2. The solution makes an assumption that one tactic was dependent on a previous one. In this case the second email was assumed to be delivered to the same customers as email 1. The data suggest that this is valid since everyone who received email 2 also received email 1.

3. Organic sales were those among customers who received no marketing. Simple but probably understated. It is close to saying that the level of sales would be $2000 if advertising was withheld. "Unattributed" might be a better label in this case.

4. This seems to be along the lines of an 'observed vs expected' problem. I wonder if there is an extension there to include costs to get to financial effectiveness.

5. No catalog sales were attributed to email. Given the large amount of sales that are attributed to the catalog, I'd 'expect' some. But the numbers don't lie.

So what would regression have told us? (And yes I was one of the 500 who downloaded the spreadsheet.)

1. It is fairly easy to distinguish between online and catalog buyers. If they shopped in one channel, they weren't very likely to shop in the other.

2. A large number of customers did not purchase in the month of interest, but were marketed to. Inclusion of these '0' sales will bias most models tremendously.
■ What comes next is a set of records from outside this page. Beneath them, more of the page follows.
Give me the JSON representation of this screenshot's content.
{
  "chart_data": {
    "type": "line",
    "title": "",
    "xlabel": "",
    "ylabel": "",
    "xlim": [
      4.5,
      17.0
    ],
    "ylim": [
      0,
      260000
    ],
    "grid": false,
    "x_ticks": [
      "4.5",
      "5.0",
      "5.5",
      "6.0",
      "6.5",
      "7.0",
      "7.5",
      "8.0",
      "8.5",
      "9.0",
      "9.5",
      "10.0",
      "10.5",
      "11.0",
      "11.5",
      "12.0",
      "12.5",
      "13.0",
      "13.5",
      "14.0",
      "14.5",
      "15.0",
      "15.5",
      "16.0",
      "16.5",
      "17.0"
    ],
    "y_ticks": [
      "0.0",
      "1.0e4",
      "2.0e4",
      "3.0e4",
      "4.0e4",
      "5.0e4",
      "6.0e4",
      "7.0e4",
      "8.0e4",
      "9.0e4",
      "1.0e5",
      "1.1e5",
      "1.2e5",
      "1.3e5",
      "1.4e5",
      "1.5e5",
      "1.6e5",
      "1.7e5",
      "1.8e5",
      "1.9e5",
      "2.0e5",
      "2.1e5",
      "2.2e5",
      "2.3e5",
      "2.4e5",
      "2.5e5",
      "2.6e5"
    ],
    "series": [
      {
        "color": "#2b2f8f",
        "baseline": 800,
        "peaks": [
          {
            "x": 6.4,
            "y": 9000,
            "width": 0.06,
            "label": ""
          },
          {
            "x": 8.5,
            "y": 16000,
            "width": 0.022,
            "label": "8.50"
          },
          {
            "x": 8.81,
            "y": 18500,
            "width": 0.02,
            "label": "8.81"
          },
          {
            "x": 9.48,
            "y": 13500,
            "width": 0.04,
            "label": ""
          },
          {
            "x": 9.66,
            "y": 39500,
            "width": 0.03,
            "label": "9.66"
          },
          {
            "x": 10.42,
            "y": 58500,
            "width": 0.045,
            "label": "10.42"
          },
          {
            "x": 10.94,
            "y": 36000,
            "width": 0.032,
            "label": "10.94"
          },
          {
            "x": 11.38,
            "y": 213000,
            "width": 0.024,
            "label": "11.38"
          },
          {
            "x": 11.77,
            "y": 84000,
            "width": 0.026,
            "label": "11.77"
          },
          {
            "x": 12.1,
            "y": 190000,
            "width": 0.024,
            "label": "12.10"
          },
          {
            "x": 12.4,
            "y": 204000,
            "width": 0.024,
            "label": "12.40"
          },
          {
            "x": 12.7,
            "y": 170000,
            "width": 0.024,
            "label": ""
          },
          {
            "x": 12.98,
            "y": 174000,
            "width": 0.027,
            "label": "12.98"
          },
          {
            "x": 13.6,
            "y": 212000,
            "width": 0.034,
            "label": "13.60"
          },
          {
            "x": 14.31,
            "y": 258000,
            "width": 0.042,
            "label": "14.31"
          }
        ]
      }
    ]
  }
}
So, should we look at only those sales that occurred in a given channel and only include the customers who made them? "Yes" since the problem is one of allocation, not prediction.

3. Mathematically, the role of the 'catalog' was interesting after segmenting the data. For online sales the presence of a catalog depressed sales -- okay, you're expecting that. For catalog sales, the presence of a catalog also depressed sales --- welcome to the vagaries of regression.

The math is about minimizing the error in the model, not about explaining it to your boss.

1 comment:

Kevin Hillstrom said...

Thank you for referencing the challenge I gave to my readers.

There were some interesting responses from folks who attempted to allocate sales to the four marketing activities, and to 'organic' sales ... sales that occur without being caused by advertising.

For the most part, catalog sales could not happen 'organically' --- you have to mail a catalog to somebody to get the customer to order via a 1-800 number.

However, an e-mail or a postcard can remind a person to look at their catalog, causing the customer to purchase via a 1-800 number. So there can be interactions between marketing activities.

The dataset was designed to have odd things happen when using regression (as you noted).

I received a response where the analyst told me that executives should stop trying to allocate the sales to each activity, since mathematically, there are too many problems with multicollinearity.

As we all know, while the analyst may be right, the executive still needs the question answered to her specifications. Therefore, my industry needs to create the tools necessary to do this right. The answer that I published is a good start.